“I’m not going,” I whined. “I don’t have a thing to wear!” The weekly Sunday ritual had begun.
At that moment, my brother rolled his eyes and said, “You have more clothes than anyone I know. You just never wear them.”
“Stay out of this!” I snapped, looking to my mom for support. “Mom, are you listening to me?”
She just looked at me, and I knew what was coming next. I placed my hands on one of the chairs, preparing myself for the long, boring lecture. But I was wrong. Mom just sat there looking at me.
The silence was about to drive me crazy when she finally spoke. “Julie, there comes a time when you have to decide just why it is you’re going to church. Is it a fashion show, or is it a time to worship the Lord?” When she finished, she stood up and left the room.
What was she trying to do to me, I wondered. No arguing? No lecture? All I wanted was a new dress. Ugh, I felt so guilty.
I walked to my bedroom to try to find something to wear. I opened the closet doors, fixing my eyes on my dresses. I picked up each one, finding an excuse not to wear it.
“I never expected her to run right out and buy me a dress,” I mumbled. “But I only have two dresses that I really like; the rest are ugly.” I was trying to make myself feel better, but it wasn’t working. I felt so selfish and guilty. I began to think of all the people who weren’t as fortunate as I was. I was about ready to cry. How could I be so selfish?
After putting on a dress, I knelt beside my bed to tell the Lord how sorry I was. Then I went to tell my mom the same thing. But when I went upstairs, no one was there. They had already gone to church. Although I could walk over by myself, I couldn’t believe they had actually left me.
I hadn’t been serious about missing church.
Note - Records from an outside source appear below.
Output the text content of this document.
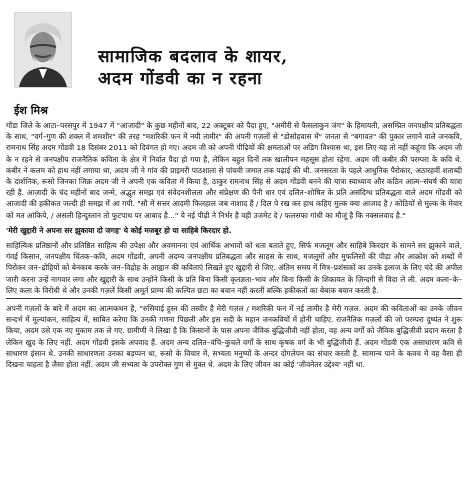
सामाजिक बदलाव के शायर,
अदम गोंडवी का न रहना
ईश मिश्र

गोंडा जिले के आटा–परसपुर में 1947 में "आजादी" के कुछ महीनों बाद, 22 अक्टूबर को पैदा हुए, "अमीरी से फैसलाकुन जंग" के हिमायती, असम्प्रित जनपक्षीय प्रतिबद्धता के साथ, "वर्ग–गुण की शक्ल में शमशीर" की तरह "मशरिकी फन में नयी तामीर" की अपनी गज़लों से "डोसोहवास में" जनता से "बगावत" की पुकार लगाने वाले जनकवि, रामनाथ सिंह अदम गोंडवी 18 दिसंबर 2011 को दिवंगत हो गए। अदम जी को अपनी पीढ़ियों की क्षमताओं पर अडिग विश्वास था, इस लिए यह तो नहीं कहूंगा कि अदम जी के न रहने से जनपक्षीय राजनैतिक कविता के क्षेत्र में निर्वात पैदा हो गया है, लेकिन बहुत दिनों तक खालीपन महसूस होता रहेगा. अदम जी कबीर की परम्परा के कवि थे. कबीर ने कलम को हाथ नहीं लगाया था, अदम जी ने गांव की प्राइमरी पाठशाला से पांचवी जमात तक पढ़ाई की थी. जनसरता के पहले आधुनिक पैरोकार, अठारहवीं शताब्दी के दार्शनिक, रूसो जिनका जिक्र अदम जी ने अपनी एक कविता में किया है, ठाकुर रामनाथ सिंह से अदम गोंडवी बनने की यात्रा स्वाध्याय और कठिन आत्म–संघर्ष की यात्रा रही है. आज़ादी के चंद महीनों बाद जन्मे, अद्भुत समझ एवं संवेदनशीलता और संप्रेक्षण की पैनी धार एवं दलित–शोषित के प्रति असंदिग्ध प्रतिबद्धता वाले अदम गोंडवी को आजादी की हकीकत जल्दी ही समझ में आ गयी. "सौ में सत्तर आदमी फिलहाल जब नाशाद हैं / दिल पे रख कर हाथ कहिए मुल्क क्या आजाद है / कोठियों से मुल्क के मेयार को मत आंकिये, / असली हिन्दुस्तान तो फुटपाथ पर आबाद है..." ये नई पीढ़ी ने निर्भर है वही उजमेट दे / फलसफा गांधी का मौजूं है कि नक्सलवाद है."

'मेरी खुद्दारी ने अपना सर झुकाया दो जगह' ये कोई मजबूर हो या साहिबे किरदार हो.

साहित्यिक प्रतिष्ठानों और प्रतिष्ठित साहित्य की उपेक्षा और अवमानना एवं आर्थिक अभावों को धता बताते हुए, सिर्फ मजलूम और साहिबे किरदार के सामने सर झुकाने वाले, गंवई किसान, जनपक्षीय चिंतक–कवि, अदम गोंडवी, अपनी अदम्य जनपक्षीय प्रतिबद्धता और साहस के साथ, मजलूमों और मुफलिसों की पीड़ा और आक्रोश को शब्दों में पिरोकर जन–द्रोहियों को बेनकाब करके जन–विद्रोह के आह्वान की कविताएं लिखते हुए खुद्दारी से जिए. अंतिम समय में मित्र–प्रशंसकों का उनके इलाज के लिए चंदे की अपील जारी करना उन्हें नागवार लगा और खुद्दारी के साथ उन्होंने किसी के प्रति बिना किसी कृतज्ञता–भाव और बिना किसी के शिकायत के ज़िन्दगी से विदा ले ली. अदम कला–के–लिए कला के विरोधी थे और उनकी गज़लें किसी अमूर्त प्राम्य की कल्पित छटा का बयान नहीं करतीं बल्कि हकीकतों का बेबाक बयान करती है.

अपनी गज़लों के बारे में अदम का आत्मकथन है, "रुसियाई हुस्न की तस्वीर है मेरी गज़ल / मशरिकी फन में नई तामीर है मेरी गज़ल. अदम की कविताओं का उनके जीवन सन्दर्भ में मूल्यांकन, साहित्य में, साबित करेगा कि उनकी गणना पिछली और इस सदी के महान जनकवियों में होनी चाहिए. राजनैतिक गज़लों की जो परम्परा दुष्यंत ने शुरू किया, अदम उसे एक नए मुकाम तक ले गए. ग्रामीणी ने लिखा है कि किसानों के पास अपना जैविक बुद्धिजीवी नहीं होता, वह अन्य वर्गों को जैविक बुद्धिजीवी प्रदान करता है लेकिन खुद के लिए नहीं. अदम गोंडवी इसके अपवाद हैं. अदम अन्य दलित–वंचि–कुचले वर्गों के साथ कृषक वर्ग के भी बुद्धिजीवी हैं. अदम गोंडवी एक असाधारण कवि से साधारण इंसान थे. उनकी साधारणता उनका बड़प्पन था, रूसो के विचार में, सभ्यता मनुष्यों के अन्दर दोगलेपन का संचार करती है. सामान्य पाने के कवच में वह वैसा ही दिखना चाहता है जैसा होता नहीं. अदम जी सभ्यता के उपरोक्त गुण से मुक्त थे. अदम के लिए जीवन का कोई 'जीवनेतर उद्देश्य' नहीं था.
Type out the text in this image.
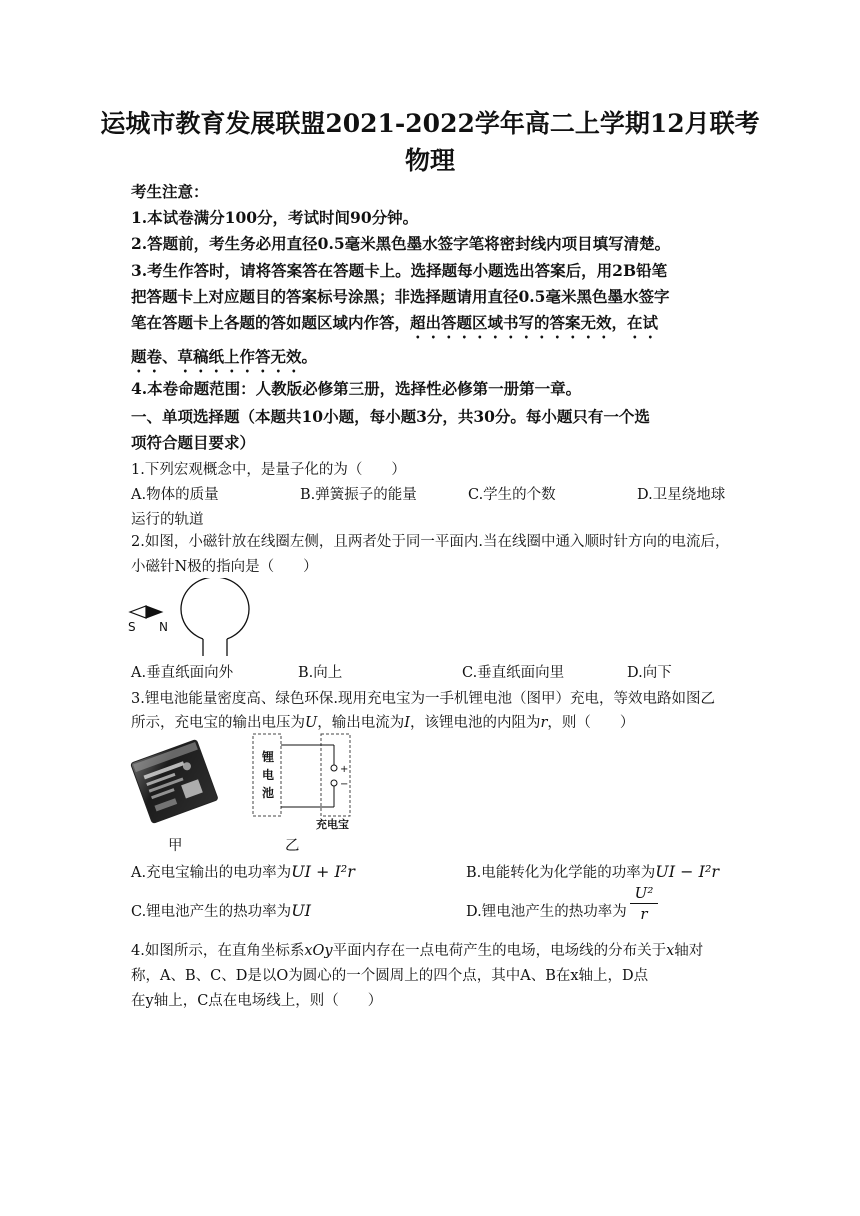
运城市教育发展联盟2021-2022学年高二上学期12月联考
物理
考生注意：
1.本试卷满分100分，考试时间90分钟。
2.答题前，考生务必用直径0.5毫米黑色墨水签字笔将密封线内项目填写清楚。
3.考生作答时，请将答案答在答题卡上。选择题每小题选出答案后，用2B铅笔
把答题卡上对应题目的答案标号涂黑；非选择题请用直径0.5毫米黑色墨水签字
笔在答题卡上各题的答如题区域内作答，超出答题区域书写的答案无效，在试
题卷、草稿纸上作答无效。
4.本卷命题范围：人教版必修第三册，选择性必修第一册第一章。
一、单项选择题（本题共10小题，每小题3分，共30分。每小题只有一个选
项符合题目要求）
1.下列宏观概念中，是量子化的为（　　）
A.物体的质量	B.弹簧振子的能量	C.学生的个数	D.卫星绕地球
运行的轨道
2.如图，小磁针放在线圈左侧，且两者处于同一平面内.当在线圈中通入顺时针方向的电流后，
小磁针N极的指向是（　　）
S N
A.垂直纸面向外	B.向上	C.垂直纸面向里	D.向下
3.锂电池能量密度高、绿色环保.现用充电宝为一手机锂电池（图甲）充电，等效电路如图乙
所示，充电宝的输出电压为U，输出电流为I，该锂电池的内阻为r，则（　　）
甲
锂
电
池
+
−
充电宝
乙
A.充电宝输出的电功率为UI + I²r	B.电能转化为化学能的功率为UI − I²r
C.锂电池产生的热功率为UI	D.锂电池产生的热功率为
U²
r
4.如图所示，在直角坐标系xOy平面内存在一点电荷产生的电场，电场线的分布关于x轴对
称，A、B、C、D是以O为圆心的一个圆周上的四个点，其中A、B在x轴上，D点
在y轴上，C点在电场线上，则（　　）
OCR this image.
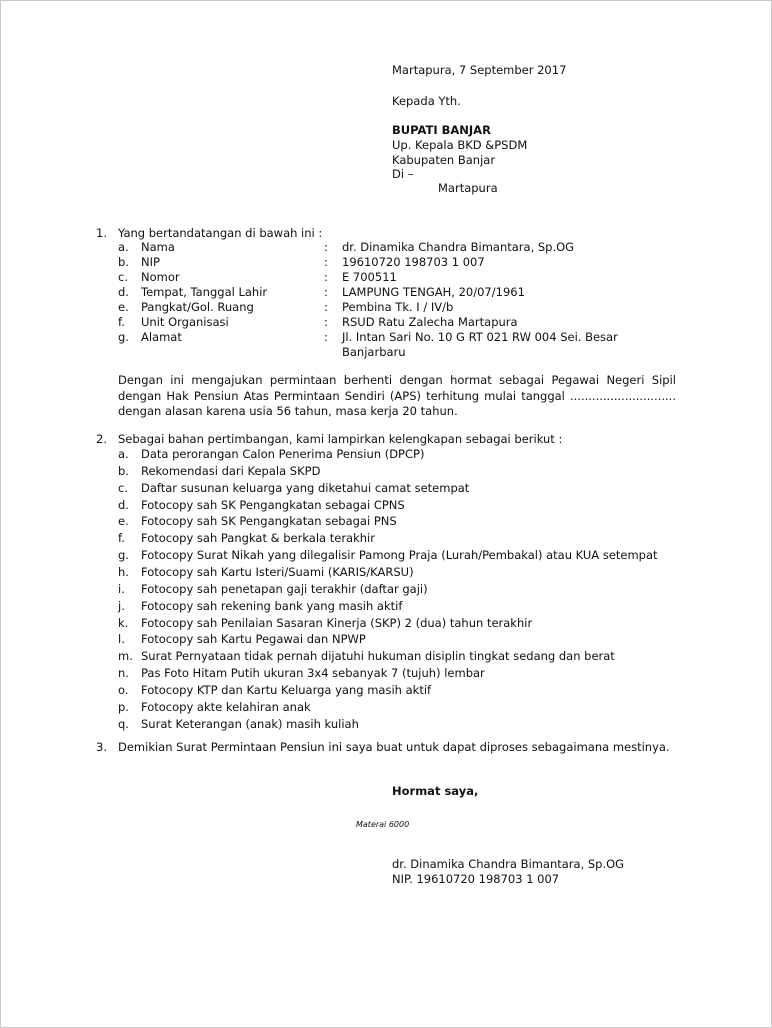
Martapura, 7 September 2017
Kepada Yth.
BUPATI BANJAR
Up. Kepala BKD &PSDM
Kabupaten Banjar
Di –
Martapura
1. Yang bertandatangan di bawah ini :
a. Nama	: dr. Dinamika Chandra Bimantara, Sp.OG
b. NIP	: 19610720 198703 1 007
c. Nomor	: E 700511
d. Tempat, Tanggal Lahir	: LAMPUNG TENGAH, 20/07/1961
e. Pangkat/Gol. Ruang	: Pembina Tk. I / IV/b
f. Unit Organisasi	: RSUD Ratu Zalecha Martapura
g. Alamat	: Jl. Intan Sari No. 10 G RT 021 RW 004 Sei. Besar
Banjarbaru
Dengan ini mengajukan permintaan berhenti dengan hormat sebagai Pegawai Negeri Sipil dengan Hak Pensiun Atas Permintaan Sendiri (APS) terhitung mulai tanggal ............................. dengan alasan karena usia 56 tahun, masa kerja 20 tahun.
2. Sebagai bahan pertimbangan, kami lampirkan kelengkapan sebagai berikut :
a. Data perorangan Calon Penerima Pensiun (DPCP)
b. Rekomendasi dari Kepala SKPD
c. Daftar susunan keluarga yang diketahui camat setempat
d. Fotocopy sah SK Pengangkatan sebagai CPNS
e. Fotocopy sah SK Pengangkatan sebagai PNS
f. Fotocopy sah Pangkat & berkala terakhir
g. Fotocopy Surat Nikah yang dilegalisir Pamong Praja (Lurah/Pembakal) atau KUA setempat
h. Fotocopy sah Kartu Isteri/Suami (KARIS/KARSU)
i. Fotocopy sah penetapan gaji terakhir (daftar gaji)
j. Fotocopy sah rekening bank yang masih aktif
k. Fotocopy sah Penilaian Sasaran Kinerja (SKP) 2 (dua) tahun terakhir
l. Fotocopy sah Kartu Pegawai dan NPWP
m. Surat Pernyataan tidak pernah dijatuhi hukuman disiplin tingkat sedang dan berat
n. Pas Foto Hitam Putih ukuran 3x4 sebanyak 7 (tujuh) lembar
o. Fotocopy KTP dan Kartu Keluarga yang masih aktif
p. Fotocopy akte kelahiran anak
q. Surat Keterangan (anak) masih kuliah
3. Demikian Surat Permintaan Pensiun ini saya buat untuk dapat diproses sebagaimana mestinya.
Hormat saya,
Materai 6000
dr. Dinamika Chandra Bimantara, Sp.OG
NIP. 19610720 198703 1 007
But when I realized my family had gone without me, I felt even worse as my mom’s words rang in my ears, “There comes a time when you have to decide …”
Mom was right. Every week at church I only cared about what others thought of me, not what the Lord thought. That’s when a familiar scripture came to my mind.
“For the Lord seeth not as man seeth; for man looketh on the outward appearance, but the Lord looketh on the heart” (1 Sam. 16:7).
It was at that moment I decided my Sunday best had nothing to do with my wardrobe. My Sunday best was about the attitude in my heart.